22.10.08

Des humeurs et des ondes : la stimulation magnétique transcrânienne

Aux Etats-Unis, la société Neuronetics vient d’obtenir de la FDA l’autorisation de mise sur le marché de la stimulation magnétique transcrânienne comme traitement pour les dépressions sévères et résistantes aux autres médications. Les premières phases des essais cliniques de Neuronetics avaient montré une amélioration de l’humeur chez plus de la moitié des patients (n=164, pour un groupe total de 301).

La stimulation magnétique transcrânienne (TMS) consiste à poser sur le crâne du patient des électrodes qui produisent des champs magnétiques de basse fréquence. Ces ondes ont un effet local sur le cerveau humain, en stimulant ou en réprimant l’expression des neurones. La méthode est non invasive. Le protocole le plus courant est la TMS an applications répétées (rTMS) : des stimuli sont envoyés sur la région cérébrale d’intérêt plusieurs fois par secondes et plusieurs secondes de suite. Les paramètres d’applications sont alors multiples : nombre de stimuli par seconde, intensité de ces stimuli, intervalle entre les sessions… Dans le traitement de Neuronetics, les améliorations apparaissent dans un délai de 4 à 6 semaines, comparable au délai nécessaire pour observer les effets des antidépresseurs.

Le principe d’un stimulation externe du cerveau est connu depuis le XIXe siècle, mais les premiers essais électriques (életrochoc, aujourd’hui convulsivothérapie) n’ont pas laissé que de bons souvenirs. La TMS, qui utilise les ondes magnétiques plutôt qu’électriques, a été mise au point au début des années 1980. La tout premier essai sur l’homme a été rapporté en 1985 dans le Lancet par l’équipe du Pr Anthony Barker (Royaume-Uni). Cette expérience inaugurale avait pour but de montrer la conduction nerveuse entre le cortex moteur et la moelle épinière.

Les premières applications de la TMS concernent la recherche. Grâce à l’imagerie médicale (électro-encéphalographie, tomographie, imagerie par résonance magétique), les chercheurs sont capables de dire quelle zone du cerveau est activée lors d’une tâche cognitive. Mais cette activation neurale n’est pas pour autant un rapport de cause à effet. La TMS permet de le vérifier. Par exemple, des sujets doivent mémoriser une série de nombre ou lire un texte, pendant que la TMS inhibe une région de leur cortex préfrontal ou temporal. S’ils n’y parviennent pas, cela démontre que la région en question est causalement impliquée dans la tâche demandée. Plus de 3000 études parues depuis 20 ans et impliquant la TMS ont ainsi permis d’affiner la carte cognitive de notre cerveau. La neurobiologie du langage et de la mémoire a principalement bénéficié de ses apports. Il est à noter que certains chercheurs, comme Allan Snyder (Université de Sydney), ont montré que la TMS peut parfois améliorer les aptitudes des sujets sains, en calcul ou en dessin par exemple.

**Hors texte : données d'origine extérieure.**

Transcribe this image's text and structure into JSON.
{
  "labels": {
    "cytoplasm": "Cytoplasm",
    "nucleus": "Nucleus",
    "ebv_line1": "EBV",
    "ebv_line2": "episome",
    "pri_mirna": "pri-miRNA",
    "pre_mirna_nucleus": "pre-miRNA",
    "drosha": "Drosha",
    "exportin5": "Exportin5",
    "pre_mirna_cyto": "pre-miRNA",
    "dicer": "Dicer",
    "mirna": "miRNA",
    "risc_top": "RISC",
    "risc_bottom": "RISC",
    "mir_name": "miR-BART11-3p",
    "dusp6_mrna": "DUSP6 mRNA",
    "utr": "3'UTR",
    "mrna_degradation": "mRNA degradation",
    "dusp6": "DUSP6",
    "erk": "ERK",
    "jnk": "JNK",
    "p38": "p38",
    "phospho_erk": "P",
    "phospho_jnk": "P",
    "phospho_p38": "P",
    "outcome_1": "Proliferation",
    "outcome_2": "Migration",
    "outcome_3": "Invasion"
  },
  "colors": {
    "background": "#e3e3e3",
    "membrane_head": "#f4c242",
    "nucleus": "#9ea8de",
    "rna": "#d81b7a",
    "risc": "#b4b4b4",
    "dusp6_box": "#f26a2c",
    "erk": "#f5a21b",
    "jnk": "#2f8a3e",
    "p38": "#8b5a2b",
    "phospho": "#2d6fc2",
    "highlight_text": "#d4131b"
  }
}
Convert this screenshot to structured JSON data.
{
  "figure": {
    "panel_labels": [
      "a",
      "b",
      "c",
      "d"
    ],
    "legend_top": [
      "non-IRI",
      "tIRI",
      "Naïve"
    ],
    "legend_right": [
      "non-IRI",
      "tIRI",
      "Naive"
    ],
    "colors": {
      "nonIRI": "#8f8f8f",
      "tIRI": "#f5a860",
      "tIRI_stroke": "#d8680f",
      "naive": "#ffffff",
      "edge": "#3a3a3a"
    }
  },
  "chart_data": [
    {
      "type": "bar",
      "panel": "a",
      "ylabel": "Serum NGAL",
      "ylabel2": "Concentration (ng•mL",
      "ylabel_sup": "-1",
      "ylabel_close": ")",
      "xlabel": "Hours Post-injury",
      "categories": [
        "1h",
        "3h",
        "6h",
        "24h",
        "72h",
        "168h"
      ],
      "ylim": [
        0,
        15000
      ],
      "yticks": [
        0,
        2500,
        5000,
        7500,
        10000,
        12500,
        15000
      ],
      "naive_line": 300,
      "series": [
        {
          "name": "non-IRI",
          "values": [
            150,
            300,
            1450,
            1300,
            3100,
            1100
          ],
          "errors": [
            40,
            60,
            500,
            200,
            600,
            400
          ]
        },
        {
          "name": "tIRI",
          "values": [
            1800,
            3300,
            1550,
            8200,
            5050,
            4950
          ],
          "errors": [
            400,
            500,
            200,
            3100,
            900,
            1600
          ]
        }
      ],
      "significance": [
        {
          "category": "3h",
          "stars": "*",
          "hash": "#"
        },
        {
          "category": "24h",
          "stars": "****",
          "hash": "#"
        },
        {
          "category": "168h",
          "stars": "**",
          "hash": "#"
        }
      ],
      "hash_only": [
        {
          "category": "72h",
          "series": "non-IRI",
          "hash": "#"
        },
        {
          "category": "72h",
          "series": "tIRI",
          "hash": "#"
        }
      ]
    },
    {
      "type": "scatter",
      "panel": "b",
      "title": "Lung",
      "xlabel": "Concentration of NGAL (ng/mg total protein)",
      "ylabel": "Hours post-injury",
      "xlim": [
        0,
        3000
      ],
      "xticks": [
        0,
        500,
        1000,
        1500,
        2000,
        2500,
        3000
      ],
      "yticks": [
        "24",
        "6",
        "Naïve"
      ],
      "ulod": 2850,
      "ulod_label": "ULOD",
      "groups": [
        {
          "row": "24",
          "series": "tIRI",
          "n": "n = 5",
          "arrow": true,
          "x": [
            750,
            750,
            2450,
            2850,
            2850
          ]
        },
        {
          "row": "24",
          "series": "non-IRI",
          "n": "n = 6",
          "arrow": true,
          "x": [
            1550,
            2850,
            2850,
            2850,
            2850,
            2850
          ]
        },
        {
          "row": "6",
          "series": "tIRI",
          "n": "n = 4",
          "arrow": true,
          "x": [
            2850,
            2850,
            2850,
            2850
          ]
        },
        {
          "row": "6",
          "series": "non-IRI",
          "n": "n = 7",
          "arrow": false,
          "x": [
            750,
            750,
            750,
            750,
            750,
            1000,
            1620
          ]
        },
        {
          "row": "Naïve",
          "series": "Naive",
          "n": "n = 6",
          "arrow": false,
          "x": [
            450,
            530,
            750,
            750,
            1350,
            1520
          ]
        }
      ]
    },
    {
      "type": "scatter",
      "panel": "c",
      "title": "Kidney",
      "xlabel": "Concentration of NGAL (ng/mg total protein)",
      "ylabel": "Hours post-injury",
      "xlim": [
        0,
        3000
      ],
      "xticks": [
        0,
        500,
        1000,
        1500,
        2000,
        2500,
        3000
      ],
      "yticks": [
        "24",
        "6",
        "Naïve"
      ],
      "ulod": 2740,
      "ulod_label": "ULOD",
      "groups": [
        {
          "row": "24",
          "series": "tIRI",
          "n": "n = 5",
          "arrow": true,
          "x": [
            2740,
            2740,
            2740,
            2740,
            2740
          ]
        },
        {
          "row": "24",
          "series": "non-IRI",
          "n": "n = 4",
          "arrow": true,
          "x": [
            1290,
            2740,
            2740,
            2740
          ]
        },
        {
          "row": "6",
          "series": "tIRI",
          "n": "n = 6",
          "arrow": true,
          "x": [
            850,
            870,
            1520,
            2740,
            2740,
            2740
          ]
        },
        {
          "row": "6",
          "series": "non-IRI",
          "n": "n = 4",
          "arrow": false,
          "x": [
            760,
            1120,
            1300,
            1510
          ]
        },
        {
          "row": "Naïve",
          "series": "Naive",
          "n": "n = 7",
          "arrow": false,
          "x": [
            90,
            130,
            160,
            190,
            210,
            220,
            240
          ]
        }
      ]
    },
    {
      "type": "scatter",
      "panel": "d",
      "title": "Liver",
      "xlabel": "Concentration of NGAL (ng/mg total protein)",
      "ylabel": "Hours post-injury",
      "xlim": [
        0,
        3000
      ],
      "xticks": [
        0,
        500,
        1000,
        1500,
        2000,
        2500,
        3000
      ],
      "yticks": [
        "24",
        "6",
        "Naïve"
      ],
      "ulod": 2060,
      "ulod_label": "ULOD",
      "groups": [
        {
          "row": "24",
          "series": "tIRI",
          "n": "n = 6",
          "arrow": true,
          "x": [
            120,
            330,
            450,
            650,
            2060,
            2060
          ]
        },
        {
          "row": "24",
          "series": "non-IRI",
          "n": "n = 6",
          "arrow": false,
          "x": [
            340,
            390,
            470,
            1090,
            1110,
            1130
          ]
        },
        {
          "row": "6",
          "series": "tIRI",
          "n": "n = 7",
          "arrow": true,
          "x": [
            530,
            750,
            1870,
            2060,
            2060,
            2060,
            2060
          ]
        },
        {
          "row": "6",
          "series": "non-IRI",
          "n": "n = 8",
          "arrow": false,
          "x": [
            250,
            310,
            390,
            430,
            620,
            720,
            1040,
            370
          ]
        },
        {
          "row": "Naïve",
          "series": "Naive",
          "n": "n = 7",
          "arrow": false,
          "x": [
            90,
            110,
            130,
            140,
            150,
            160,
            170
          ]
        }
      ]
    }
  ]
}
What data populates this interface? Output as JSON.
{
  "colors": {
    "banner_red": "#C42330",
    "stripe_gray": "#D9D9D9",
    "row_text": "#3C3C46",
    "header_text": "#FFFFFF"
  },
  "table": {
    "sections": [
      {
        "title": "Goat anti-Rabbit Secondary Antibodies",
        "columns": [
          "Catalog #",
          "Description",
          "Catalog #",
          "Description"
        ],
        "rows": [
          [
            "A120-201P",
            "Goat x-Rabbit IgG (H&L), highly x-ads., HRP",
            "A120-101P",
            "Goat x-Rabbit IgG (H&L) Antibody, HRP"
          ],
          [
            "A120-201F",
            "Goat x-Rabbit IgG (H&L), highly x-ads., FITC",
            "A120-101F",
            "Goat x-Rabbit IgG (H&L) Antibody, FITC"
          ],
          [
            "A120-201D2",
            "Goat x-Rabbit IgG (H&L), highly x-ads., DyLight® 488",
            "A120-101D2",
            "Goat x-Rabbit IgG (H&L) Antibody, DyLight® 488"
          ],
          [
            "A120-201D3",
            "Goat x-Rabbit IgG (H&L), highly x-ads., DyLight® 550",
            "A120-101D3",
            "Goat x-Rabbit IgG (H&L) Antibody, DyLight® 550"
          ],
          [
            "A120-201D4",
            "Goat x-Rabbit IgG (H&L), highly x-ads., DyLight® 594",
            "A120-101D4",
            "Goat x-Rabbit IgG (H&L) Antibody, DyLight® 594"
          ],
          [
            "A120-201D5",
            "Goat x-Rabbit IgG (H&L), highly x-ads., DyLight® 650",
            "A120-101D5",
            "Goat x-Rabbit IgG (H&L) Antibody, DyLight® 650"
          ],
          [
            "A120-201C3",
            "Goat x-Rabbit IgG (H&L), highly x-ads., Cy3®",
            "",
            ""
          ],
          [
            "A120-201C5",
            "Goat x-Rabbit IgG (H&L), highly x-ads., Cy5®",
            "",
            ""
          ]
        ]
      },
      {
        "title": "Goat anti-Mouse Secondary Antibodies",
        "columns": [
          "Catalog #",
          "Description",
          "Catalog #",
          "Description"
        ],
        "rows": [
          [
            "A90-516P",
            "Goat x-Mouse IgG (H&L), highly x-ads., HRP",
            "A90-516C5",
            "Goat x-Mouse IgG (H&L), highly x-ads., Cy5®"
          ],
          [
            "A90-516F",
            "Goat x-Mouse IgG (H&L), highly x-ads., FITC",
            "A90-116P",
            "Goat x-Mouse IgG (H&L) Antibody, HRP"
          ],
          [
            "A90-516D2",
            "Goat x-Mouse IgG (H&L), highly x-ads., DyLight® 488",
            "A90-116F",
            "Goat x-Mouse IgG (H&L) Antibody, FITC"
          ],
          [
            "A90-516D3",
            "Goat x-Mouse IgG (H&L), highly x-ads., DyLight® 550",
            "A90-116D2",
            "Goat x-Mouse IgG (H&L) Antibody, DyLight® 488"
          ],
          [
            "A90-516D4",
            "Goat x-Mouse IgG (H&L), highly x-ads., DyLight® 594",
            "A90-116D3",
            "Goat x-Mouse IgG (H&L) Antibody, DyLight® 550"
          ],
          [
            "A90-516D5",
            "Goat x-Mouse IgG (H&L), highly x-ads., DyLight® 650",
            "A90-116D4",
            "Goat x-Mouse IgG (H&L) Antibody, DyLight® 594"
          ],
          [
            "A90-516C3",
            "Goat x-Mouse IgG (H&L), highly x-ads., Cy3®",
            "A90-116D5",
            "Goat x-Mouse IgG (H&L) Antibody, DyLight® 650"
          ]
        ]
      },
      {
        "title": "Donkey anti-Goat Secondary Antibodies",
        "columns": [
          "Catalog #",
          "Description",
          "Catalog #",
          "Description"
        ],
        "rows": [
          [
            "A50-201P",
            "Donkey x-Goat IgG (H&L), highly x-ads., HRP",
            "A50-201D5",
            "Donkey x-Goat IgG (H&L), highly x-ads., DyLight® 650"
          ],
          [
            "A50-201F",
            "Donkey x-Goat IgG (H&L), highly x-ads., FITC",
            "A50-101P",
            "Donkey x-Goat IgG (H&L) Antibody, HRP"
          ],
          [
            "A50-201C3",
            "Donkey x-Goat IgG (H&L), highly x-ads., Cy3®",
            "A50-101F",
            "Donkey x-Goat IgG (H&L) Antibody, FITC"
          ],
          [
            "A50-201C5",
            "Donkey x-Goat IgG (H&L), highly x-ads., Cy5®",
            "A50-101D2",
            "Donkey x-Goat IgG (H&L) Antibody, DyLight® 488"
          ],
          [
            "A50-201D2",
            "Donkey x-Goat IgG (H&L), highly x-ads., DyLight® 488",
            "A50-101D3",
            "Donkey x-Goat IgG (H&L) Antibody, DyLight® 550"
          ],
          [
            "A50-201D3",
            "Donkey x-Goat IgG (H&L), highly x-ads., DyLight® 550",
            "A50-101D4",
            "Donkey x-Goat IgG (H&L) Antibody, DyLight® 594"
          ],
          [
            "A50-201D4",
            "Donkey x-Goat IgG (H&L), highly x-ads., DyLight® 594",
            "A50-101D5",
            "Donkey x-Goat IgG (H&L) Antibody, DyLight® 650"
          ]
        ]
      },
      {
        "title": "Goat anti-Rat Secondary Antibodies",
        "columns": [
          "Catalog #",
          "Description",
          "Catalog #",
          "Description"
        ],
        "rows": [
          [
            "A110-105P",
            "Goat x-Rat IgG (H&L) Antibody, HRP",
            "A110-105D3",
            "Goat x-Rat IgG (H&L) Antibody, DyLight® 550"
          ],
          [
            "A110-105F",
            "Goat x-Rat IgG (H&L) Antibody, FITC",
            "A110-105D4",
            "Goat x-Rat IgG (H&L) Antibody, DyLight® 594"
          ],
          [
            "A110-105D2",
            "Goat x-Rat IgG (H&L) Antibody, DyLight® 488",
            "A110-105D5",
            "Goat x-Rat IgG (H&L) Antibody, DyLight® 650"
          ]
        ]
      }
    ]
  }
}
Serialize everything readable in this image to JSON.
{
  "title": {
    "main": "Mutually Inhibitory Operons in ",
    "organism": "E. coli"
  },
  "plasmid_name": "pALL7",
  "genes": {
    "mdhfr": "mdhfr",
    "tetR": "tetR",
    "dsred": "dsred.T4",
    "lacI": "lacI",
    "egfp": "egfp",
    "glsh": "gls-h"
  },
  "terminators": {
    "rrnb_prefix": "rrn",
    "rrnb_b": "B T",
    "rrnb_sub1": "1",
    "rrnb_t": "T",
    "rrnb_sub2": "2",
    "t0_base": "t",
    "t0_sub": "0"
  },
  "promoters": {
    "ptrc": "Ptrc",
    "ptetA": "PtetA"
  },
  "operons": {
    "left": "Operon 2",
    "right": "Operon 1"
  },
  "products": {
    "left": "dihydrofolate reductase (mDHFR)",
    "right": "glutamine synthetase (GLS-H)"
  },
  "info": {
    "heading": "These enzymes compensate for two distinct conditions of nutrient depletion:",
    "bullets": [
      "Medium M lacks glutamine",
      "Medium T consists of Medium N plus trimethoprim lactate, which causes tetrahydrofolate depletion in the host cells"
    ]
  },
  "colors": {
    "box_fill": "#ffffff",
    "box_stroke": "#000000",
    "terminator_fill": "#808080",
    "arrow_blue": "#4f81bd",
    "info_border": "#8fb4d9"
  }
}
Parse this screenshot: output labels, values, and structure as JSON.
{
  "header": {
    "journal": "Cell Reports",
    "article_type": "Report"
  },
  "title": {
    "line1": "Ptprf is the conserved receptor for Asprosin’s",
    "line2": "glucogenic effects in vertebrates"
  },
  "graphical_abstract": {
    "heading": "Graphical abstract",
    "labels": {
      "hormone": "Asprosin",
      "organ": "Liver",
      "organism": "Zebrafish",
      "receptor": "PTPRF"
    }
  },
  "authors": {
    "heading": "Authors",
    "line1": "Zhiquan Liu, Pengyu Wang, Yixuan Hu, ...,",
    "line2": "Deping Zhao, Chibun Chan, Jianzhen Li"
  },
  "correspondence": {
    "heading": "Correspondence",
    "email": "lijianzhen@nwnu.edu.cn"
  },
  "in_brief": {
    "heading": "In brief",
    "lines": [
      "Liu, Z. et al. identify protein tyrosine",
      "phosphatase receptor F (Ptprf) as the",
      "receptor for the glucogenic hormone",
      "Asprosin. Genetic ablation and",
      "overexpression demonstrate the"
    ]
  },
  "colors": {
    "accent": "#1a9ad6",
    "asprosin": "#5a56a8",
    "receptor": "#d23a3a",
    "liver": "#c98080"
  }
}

Outre la recherche, la TMS est également utilisée en médecine, en l’occurrence en neurologie et psychiatrie. Une de ses utilisations est la création de lésion virtuelle, afin de mieux comprendre la localisation neurologique des patients souffrant de troubles transitoires (comme les hallucinations par exemple). La TMS est également employée dans cette logique pour évaluer l’effet de certains médicaments psychotropes. Concernant les troubles mentaux proprement dit, la TMS est employé dans les cas sévères de dépression, de schizophrénie, de trouble obsessionnel compulsif, d’hallucination et de migraine. Les progrès attendus dans les prochaines années concernent notamment le couplage de la TMS avec des techniques d’imagerie cérébrale en temps réel, afin d’améliorer la précision des stimulations.